Rallies across Spain call for dialogue, support of Catalonia
Catalan leader Carles Puigdemont and lawmakers are planning to declare the region's independence Oct. 10.
Thousands of demonstrators dressed in white are gathered in front of municipalities across Spain calling for dialogue among the people regarding government repression against pro-independence Catalans.
#Hablamos, or Let’s talk, a hashtag movement created by a Madrid publicity agency and now comprised of various social movements, convoked the Spanish public to show up in white clothing and without political flags, at noon, local time. Thousands of people have come out carrying white banners in front of the main plazas of Madrid, Barcelona, Cadiz, Cordoba, and Valladolid, and hundreds in Huelva, in the south.

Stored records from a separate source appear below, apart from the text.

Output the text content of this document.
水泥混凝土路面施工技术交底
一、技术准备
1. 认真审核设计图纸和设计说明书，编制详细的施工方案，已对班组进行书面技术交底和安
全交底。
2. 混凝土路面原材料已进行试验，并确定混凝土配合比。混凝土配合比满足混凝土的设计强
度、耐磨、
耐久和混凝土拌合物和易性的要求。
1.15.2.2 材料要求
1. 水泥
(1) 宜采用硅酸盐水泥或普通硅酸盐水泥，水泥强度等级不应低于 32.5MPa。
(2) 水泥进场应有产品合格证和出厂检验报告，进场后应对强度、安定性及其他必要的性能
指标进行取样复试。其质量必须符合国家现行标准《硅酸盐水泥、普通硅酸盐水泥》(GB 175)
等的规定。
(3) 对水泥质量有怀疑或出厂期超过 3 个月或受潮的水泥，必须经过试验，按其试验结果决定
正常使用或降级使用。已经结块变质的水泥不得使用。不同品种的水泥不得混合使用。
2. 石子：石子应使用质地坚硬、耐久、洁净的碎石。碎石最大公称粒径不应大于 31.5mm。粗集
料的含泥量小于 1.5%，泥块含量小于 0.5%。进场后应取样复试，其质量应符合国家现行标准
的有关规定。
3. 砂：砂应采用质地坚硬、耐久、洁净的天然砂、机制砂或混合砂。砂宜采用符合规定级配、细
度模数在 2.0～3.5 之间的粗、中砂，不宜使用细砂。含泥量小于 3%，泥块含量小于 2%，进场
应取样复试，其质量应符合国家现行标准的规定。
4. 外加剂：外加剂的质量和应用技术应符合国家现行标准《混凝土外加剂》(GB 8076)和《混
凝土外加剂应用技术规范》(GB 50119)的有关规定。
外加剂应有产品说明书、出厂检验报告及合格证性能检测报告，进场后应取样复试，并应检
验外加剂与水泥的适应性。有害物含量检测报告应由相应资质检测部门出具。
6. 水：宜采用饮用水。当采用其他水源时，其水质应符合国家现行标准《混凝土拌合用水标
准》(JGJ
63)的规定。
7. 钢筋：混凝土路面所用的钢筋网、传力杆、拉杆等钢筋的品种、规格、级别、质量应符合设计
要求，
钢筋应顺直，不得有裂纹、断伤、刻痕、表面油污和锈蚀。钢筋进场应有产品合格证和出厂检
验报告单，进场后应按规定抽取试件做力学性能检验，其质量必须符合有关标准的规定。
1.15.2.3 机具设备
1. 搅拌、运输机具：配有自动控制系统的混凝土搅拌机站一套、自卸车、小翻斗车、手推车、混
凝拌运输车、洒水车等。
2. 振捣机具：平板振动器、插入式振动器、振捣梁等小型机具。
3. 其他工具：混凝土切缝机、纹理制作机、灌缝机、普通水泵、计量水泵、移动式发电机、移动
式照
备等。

The hashtag organizers released a statement which said, “Spain is better than its political leaders. They have planted hate and division among us … We don’t want them to use us ... or lie to us. We are much bigger than that. The people will create dialogue and peaceful coexistence, not the political leaders.”
It continued, “We have to end the spiral of conflict … Democracy and dialogue are the ways to lasting and strong agreements” within the country. Over 800 Catalan voters were injured by national police forces, who used batons and rubber bullets to try to prevent them from participating in the Oct. 1 independence referendum.
Meanwhile, Prime Minister Mariano Rajoy's government has ordered an additional 150 special forces from the civil guard to patrol parts of Catalonia. These armed forces are concentrated in the Barcelona Prat airport and border areas of Catalonia in apparent preparation for a declaration of independence by the region. This is on top of the existing 5,000 national police forces that arrived in Catalonia two weeks ago to patrol the region.
Catalan leader Carles Puigdemont and lawmakers are planning to declare the region's independence Oct. 10 at 6 pm, local time. Puigdemont was originally set to make this declaration Oct. 9, but the move was blocked by the Spanish Constitutional Court.
Results from the independence vote show that, despite political repression, including confiscating millions of blank ballots and 100 ballot boxes and police violence against voters, 2.3 million citizens, or 43 percent of the Catalan population, cast their ballots. Of them, 90.18 percent favored a breakaway from Spain.